Subba Rao upheld the meaning of true democracy by championing fundamental rights in various judgement of 1960s-1980s. His dissenting opinion in Calcutta Gas company vs State of West Bengal drew extremities of federalism with textual interpretation of law. Justice Nariman in his recent book called Subba Rao “The man imbued with fundamental rights”. His pre-eminent approach towards federalism and fundamental rights interpretation was based only on textualism. Textualism is literal interpretation of law which only replies on meaning of the text and not the purpose of the text. But going behind what text does not suggest Prima Facie can be very risky as it may lead to multiple interpretation of texts.

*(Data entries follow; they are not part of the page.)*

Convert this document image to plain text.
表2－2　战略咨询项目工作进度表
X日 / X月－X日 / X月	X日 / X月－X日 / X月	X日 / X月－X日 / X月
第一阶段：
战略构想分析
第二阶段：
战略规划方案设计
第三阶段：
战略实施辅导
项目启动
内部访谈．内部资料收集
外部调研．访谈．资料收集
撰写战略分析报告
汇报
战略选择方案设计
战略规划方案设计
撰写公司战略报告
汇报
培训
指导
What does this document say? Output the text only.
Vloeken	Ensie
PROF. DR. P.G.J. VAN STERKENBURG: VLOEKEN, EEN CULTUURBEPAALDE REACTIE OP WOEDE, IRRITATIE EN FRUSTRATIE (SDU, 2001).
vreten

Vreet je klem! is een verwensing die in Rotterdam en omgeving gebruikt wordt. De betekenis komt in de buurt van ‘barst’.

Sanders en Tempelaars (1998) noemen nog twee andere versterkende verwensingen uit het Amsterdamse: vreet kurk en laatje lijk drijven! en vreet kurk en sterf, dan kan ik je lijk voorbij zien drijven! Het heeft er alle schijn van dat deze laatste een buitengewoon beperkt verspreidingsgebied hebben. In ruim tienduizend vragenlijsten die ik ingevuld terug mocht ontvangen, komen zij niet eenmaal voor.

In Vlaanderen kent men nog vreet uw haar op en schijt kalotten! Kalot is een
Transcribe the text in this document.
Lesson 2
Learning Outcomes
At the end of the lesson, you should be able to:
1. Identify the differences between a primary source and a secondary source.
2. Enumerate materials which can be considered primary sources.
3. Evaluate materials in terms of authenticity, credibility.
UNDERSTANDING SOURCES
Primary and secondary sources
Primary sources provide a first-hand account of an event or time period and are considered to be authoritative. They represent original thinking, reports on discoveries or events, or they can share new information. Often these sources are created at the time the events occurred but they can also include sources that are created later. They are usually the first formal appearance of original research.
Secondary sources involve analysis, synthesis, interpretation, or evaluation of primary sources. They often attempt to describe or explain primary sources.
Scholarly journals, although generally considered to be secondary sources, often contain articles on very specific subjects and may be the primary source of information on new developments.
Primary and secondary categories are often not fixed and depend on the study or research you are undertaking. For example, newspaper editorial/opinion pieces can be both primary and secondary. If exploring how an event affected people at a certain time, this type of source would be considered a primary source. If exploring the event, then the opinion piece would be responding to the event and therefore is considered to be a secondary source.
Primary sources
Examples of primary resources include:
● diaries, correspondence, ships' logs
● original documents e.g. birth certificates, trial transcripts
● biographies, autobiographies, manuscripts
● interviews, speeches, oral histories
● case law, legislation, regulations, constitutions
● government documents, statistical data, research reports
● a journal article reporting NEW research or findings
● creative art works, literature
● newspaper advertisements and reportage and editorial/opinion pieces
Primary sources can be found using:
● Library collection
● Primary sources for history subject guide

The doctrine of interpretation of statutes by Courts has been a major focus of legal debate. Whether judges are to look solely to the bare language of an enactment and further logically deduce its application in simple syllogistic fashion as legal formalists often advocated, or whether it was more efficient to inquire into the meaning of the statute and the intention of the constitution makers to deduce its meaning have been questions at the forefront of constitutional interpretation debates. A country with a federal structure necessitates that statutory interpretation is done in a manner which is cohesive with the meaning of federalism whilst also delivering the best possible solution. Although schools of statutory interpretation vary on what factors should be considered while interpreting statues, all approaches put a great deal of emphasis on the language and structure of the statute itself. According to U.S. Supreme Court Justice Antonin Scalia, judges resist the urge to apply legislative intention and legislative history in interpreting statutes . His stance on the matter is that it is incompatible with democratic federal government to allow the meaning of a statute to be determined by what the judges ‘think’ the Constitution makers meant rather than by what the legislature promulgated. Scalia promotes the interpretive legal nuance of interpreting statutes and regulations by focusing on the text itself. He proposes that attention must be paid to the Constitution’s original meaning. His idea of textualism identifies the law with its original linguistic meaning at the time it was enacted. However, common law often assumes that rules embody principles which can be qualified by other principles, which can be expanded upon, and which evolve over time. Scalia’s rejection on such interpretation lies in the fact that this inevitably gives judges more power than the clear rule itself. Justice Stevens on the other hand explicitly favors a case- by- case interpretation of statutes, rather than precise, principles content.